C’est le peuple qui va décider s’il prend la voie de la responsabilité avec l’article 74. Il nous plaît de noter que les élus martiniquais ont repris pour le fonctionnement des Institutions nouvelles plusieurs propositions figurant dans le projet de statut du PCM de 1992 : exécutif collégial au lieu d’un omnipotent président ; possibilité de renverser l’Exécutif en cours de mandature avec une “motion de défiance constructive” ; et aussi possibilité de contrôle de l’assemblée délibérante par la constitution de commissions d’enquêtes ou de missions d’évaluation, etc.
De plus, il est prévu le renforcement des prérogatives des Conseils consultatifs.
La Martinique, restant en outre “au sein” de la République française, se voit garantir les libertés publiques.
Autonomie populaire ? La demande d’évolution institutionnelle et statutaire part du constat que, malgré les dépenses massives de l’Etat et de l’Europe pendant des dizaines d’années, la Martinique plonge dans le mal-développement, le chômage massif, l’approfondissement des inégalités sociales, l’accroissement de la pauvreté et de l’exclusion, la baisse du pouvoir d’achat des catégories populaires et des couches moyennes, le refus de la prise en compte réelle de notre identité, la perte de ses repères et de ses valeurs propres, etc. Le désastre économique, social et culturel est total et s’est exprimé spectaculairement dans la rue en février-mars 2009.

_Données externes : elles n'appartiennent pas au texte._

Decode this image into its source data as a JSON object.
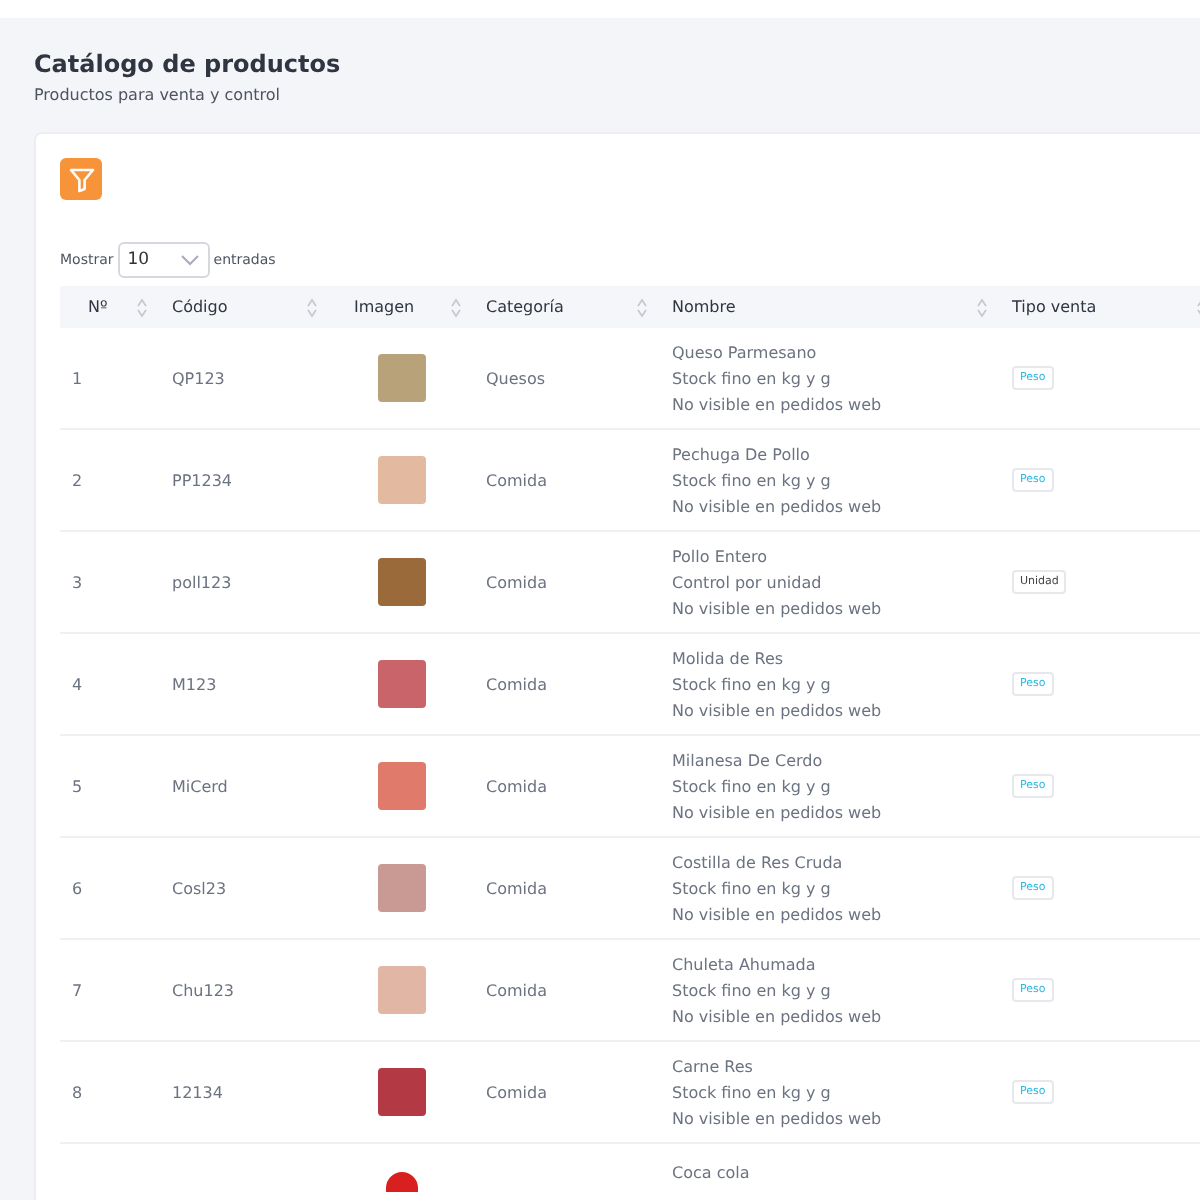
{
  "header": {
    "title": "Catálogo de productos",
    "subtitle": "Productos para venta y control"
  },
  "length_menu": {
    "label_before": "Mostrar",
    "value": "10",
    "label_after": "entradas"
  },
  "table": {
    "columns": [
      "Nº",
      "Código",
      "Imagen",
      "Categoría",
      "Nombre",
      "Tipo venta"
    ],
    "rows": [
      {
        "number": "1",
        "code": "QP123",
        "category": "Quesos",
        "name": [
          "Queso Parmesano",
          "Stock fino en kg y g",
          "No visible en pedidos web"
        ],
        "sale_type": {
          "kind": "peso",
          "label": "Peso"
        }
      },
      {
        "number": "2",
        "code": "PP1234",
        "category": "Comida",
        "name": [
          "Pechuga De Pollo",
          "Stock fino en kg y g",
          "No visible en pedidos web"
        ],
        "sale_type": {
          "kind": "peso",
          "label": "Peso"
        }
      },
      {
        "number": "3",
        "code": "poll123",
        "category": "Comida",
        "name": [
          "Pollo Entero",
          "Control por unidad",
          "No visible en pedidos web"
        ],
        "sale_type": {
          "kind": "unidad",
          "label": "Unidad"
        }
      },
      {
        "number": "4",
        "code": "M123",
        "category": "Comida",
        "name": [
          "Molida de Res",
          "Stock fino en kg y g",
          "No visible en pedidos web"
        ],
        "sale_type": {
          "kind": "peso",
          "label": "Peso"
        }
      },
      {
        "number": "5",
        "code": "MiCerd",
        "category": "Comida",
        "name": [
          "Milanesa De Cerdo",
          "Stock fino en kg y g",
          "No visible en pedidos web"
        ],
        "sale_type": {
          "kind": "peso",
          "label": "Peso"
        }
      },
      {
        "number": "6",
        "code": "Cosl23",
        "category": "Comida",
        "name": [
          "Costilla de Res Cruda",
          "Stock fino en kg y g",
          "No visible en pedidos web"
        ],
        "sale_type": {
          "kind": "peso",
          "label": "Peso"
        }
      },
      {
        "number": "7",
        "code": "Chu123",
        "category": "Comida",
        "name": [
          "Chuleta Ahumada",
          "Stock fino en kg y g",
          "No visible en pedidos web"
        ],
        "sale_type": {
          "kind": "peso",
          "label": "Peso"
        }
      },
      {
        "number": "8",
        "code": "12134",
        "category": "Comida",
        "name": [
          "Carne Res",
          "Stock fino en kg y g",
          "No visible en pedidos web"
        ],
        "sale_type": {
          "kind": "peso",
          "label": "Peso"
        }
      },
      {
        "name": [
          "Coca cola"
        ]
      }
    ]
  }
}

Le but du renforcement du pouvoir local est de mettre en place une politique de développement nouvelle axée sur la création d’emplois. Mettre la Martinique au Travail en un mot. Fonder la justice sociale sur un développement endogène et durable.
Oui la protection sociale, le droit du travail resteront dans le droit commun, avec la possibilité pour la Collectivité autonome de mettre en place en plus “un plan de développement social”. Emploi martiniquais au titre de la “préférence territoriale”, logement, préservation de la terre martiniquaise, transport, éducation, sport, culture, contrôle des prix des produits de première nécessité, etc, tels sont quelques uns des leviers indispensables pour agir concrètement sur la réduction des inégalités sociales intolérables.

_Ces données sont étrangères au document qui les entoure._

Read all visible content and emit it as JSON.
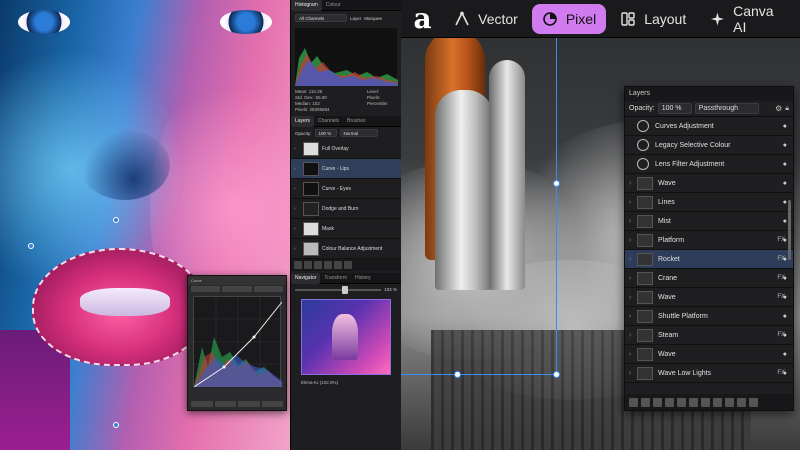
{
  "toolbar": {
    "logo_glyph": "a",
    "personas": [
      {
        "label": "Vector",
        "icon": "vector-persona-icon",
        "active": false
      },
      {
        "label": "Pixel",
        "icon": "pixel-persona-icon",
        "active": true
      },
      {
        "label": "Layout",
        "icon": "layout-persona-icon",
        "active": false
      },
      {
        "label": "Canva AI",
        "icon": "sparkle-icon",
        "active": false
      }
    ],
    "accent": "#d07cf0"
  },
  "mid_panel": {
    "top_tabs": [
      "Histogram",
      "Colour"
    ],
    "channel_select": "All Channels",
    "histogram_options": [
      "Layer",
      "Marquee"
    ],
    "stats": [
      "Mean: 110.26",
      "Std. Dev.: 65.90",
      "Median: 102",
      "Pixels: 28305684"
    ],
    "stats_right": [
      "Level:",
      "Pixels:",
      "Percentile:"
    ],
    "layer_tabs": [
      "Layers",
      "Channels",
      "Brushes"
    ],
    "opacity_label": "Opacity:",
    "opacity_value": "100 %",
    "blend_mode": "Normal",
    "layers": [
      {
        "name": "Full Overlay",
        "selected": false
      },
      {
        "name": "Curve - Lips",
        "selected": true
      },
      {
        "name": "Curve - Eyes",
        "selected": false
      },
      {
        "name": "Dodge and Burn",
        "selected": false
      },
      {
        "name": "Mask",
        "selected": false
      },
      {
        "name": "Colour Balance Adjustment",
        "selected": false
      }
    ],
    "nav_tabs": [
      "Navigator",
      "Transform",
      "History"
    ],
    "zoom_value": "102 %",
    "nav_caption": "Elena-IU (102.0%)"
  },
  "curves_dialog": {
    "title": "Curve"
  },
  "layers_panel": {
    "title": "Layers",
    "opacity_label": "Opacity:",
    "opacity_value": "100 %",
    "blend_mode": "Passthrough",
    "rows": [
      {
        "name": "Curves Adjustment",
        "fx": false,
        "highlighted": false
      },
      {
        "name": "Legacy Selective Colour",
        "fx": false,
        "highlighted": false
      },
      {
        "name": "Lens Filter Adjustment",
        "fx": false,
        "highlighted": false
      },
      {
        "name": "Wave",
        "fx": false,
        "highlighted": false
      },
      {
        "name": "Lines",
        "fx": false,
        "highlighted": false
      },
      {
        "name": "Mist",
        "fx": false,
        "highlighted": false
      },
      {
        "name": "Platform",
        "fx": true,
        "highlighted": false
      },
      {
        "name": "Rocket",
        "fx": true,
        "highlighted": true
      },
      {
        "name": "Crane",
        "fx": true,
        "highlighted": false
      },
      {
        "name": "Wave",
        "fx": true,
        "highlighted": false
      },
      {
        "name": "Shuttle Platform",
        "fx": false,
        "highlighted": false
      },
      {
        "name": "Steam",
        "fx": true,
        "highlighted": false
      },
      {
        "name": "Wave",
        "fx": false,
        "highlighted": false
      },
      {
        "name": "Wave Low Lights",
        "fx": true,
        "highlighted": false
      }
    ],
    "fx_label": "FX"
  }
}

Pour notre part, le choix est celui des intérêts populaires contre ceux de l’oligarchie capitaliste béké et française qui écrase et suce le pays.
Mais pour conquérir ces libertés collectives nouvelles, il faut cesser d’agiter la peur de droite comme celle de gauche, voire d’extrême gauche. Cette peur qui nous a été inoculée par le colonialisme français et qui a réussi à nous persuader de notre incapacité congénitale de nous diriger nous-mêmes, à nous défier de nous-mêmes.

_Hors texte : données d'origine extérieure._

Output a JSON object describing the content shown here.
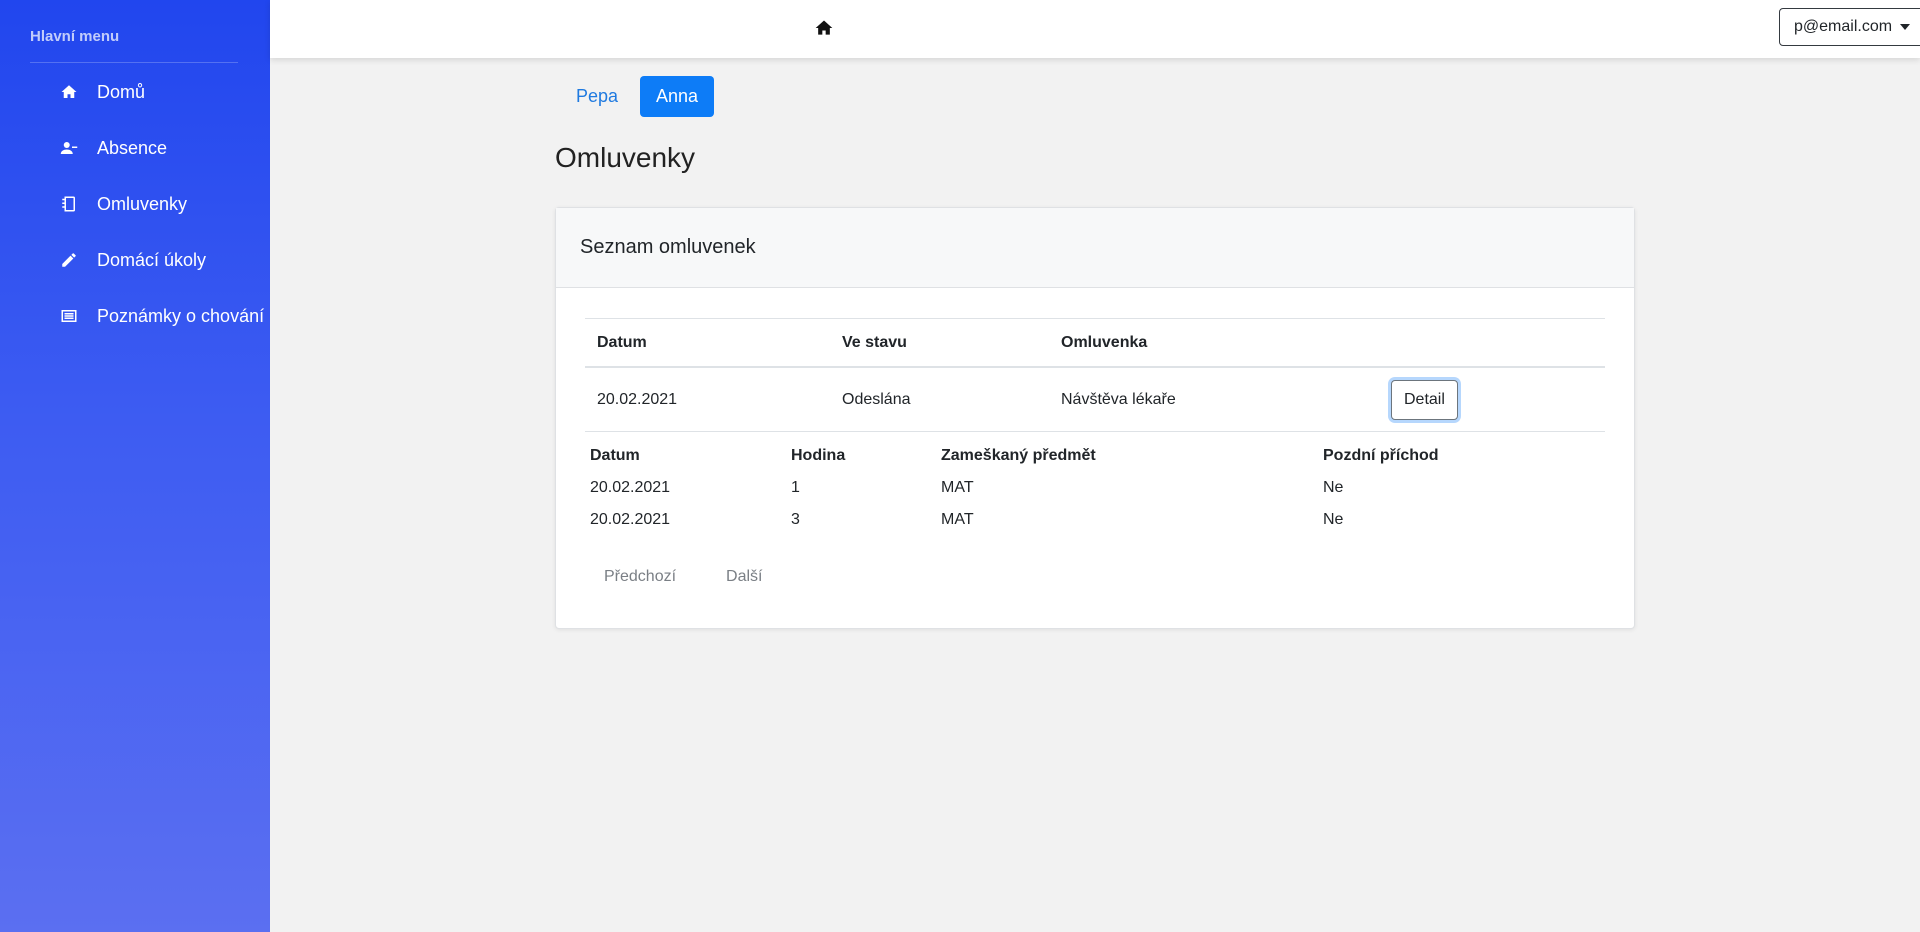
{
  "sidebar": {
    "heading": "Hlavní menu",
    "items": [
      {
        "label": "Domů",
        "icon": "home-icon"
      },
      {
        "label": "Absence",
        "icon": "user-minus-icon"
      },
      {
        "label": "Omluvenky",
        "icon": "notebook-icon"
      },
      {
        "label": "Domácí úkoly",
        "icon": "pencil-icon"
      },
      {
        "label": "Poznámky o chování",
        "icon": "list-icon"
      }
    ],
    "colors": {
      "gradient_top": "#2146ee",
      "gradient_bottom": "#5b6ff1"
    }
  },
  "topbar": {
    "home_icon": "home-icon",
    "user_email": "p@email.com"
  },
  "tabs": [
    {
      "label": "Pepa",
      "active": false
    },
    {
      "label": "Anna",
      "active": true
    }
  ],
  "page": {
    "title": "Omluvenky"
  },
  "card": {
    "header": "Seznam omluvenek",
    "table": {
      "columns": [
        "Datum",
        "Ve stavu",
        "Omluvenka"
      ],
      "rows": [
        {
          "datum": "20.02.2021",
          "stav": "Odeslána",
          "omluvenka": "Návštěva lékaře",
          "action": "Detail"
        }
      ]
    },
    "detail_table": {
      "columns": [
        "Datum",
        "Hodina",
        "Zameškaný předmět",
        "Pozdní příchod"
      ],
      "rows": [
        {
          "datum": "20.02.2021",
          "hodina": "1",
          "predmet": "MAT",
          "pozdni": "Ne"
        },
        {
          "datum": "20.02.2021",
          "hodina": "3",
          "predmet": "MAT",
          "pozdni": "Ne"
        }
      ]
    },
    "pagination": {
      "prev": "Předchozí",
      "next": "Další"
    }
  },
  "colors": {
    "accent": "#0d7cf7",
    "background": "#f2f2f2"
  }
}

Au fond, ce qui ressurgit aujourd’hui, à travers toutes les arguties juridiques savantes, les mensonges subliminaux et les contorsions pitoyables, c’est le vieux démon de l’assimilation, le refus de hâter l’heure de nous-mêmes, la panique devant le franchissement de l’obstacle de la responsabilité.
Personne n’a jamais dit que le changement de statut était le socialisme.
Mais il permet de rapprocher les centres de décision à la portée du peuple martiniquais (certains disent à portée de calotte) qui, de la sorte, pourra mieux peser sur nombre de décisions ayant une influence directe sur ses conditions de vie.
Cela aussi, c’est la démocratie.
Le dimanche 17 janvier, il s’agit de choisir un nouveau cadre permettant d’aller plus loin, d’ouvrir un avenir plus responsable et plus digne.
Le choix des hommes sera pour après.
Il ne faut pas confondre coco épi zabrico.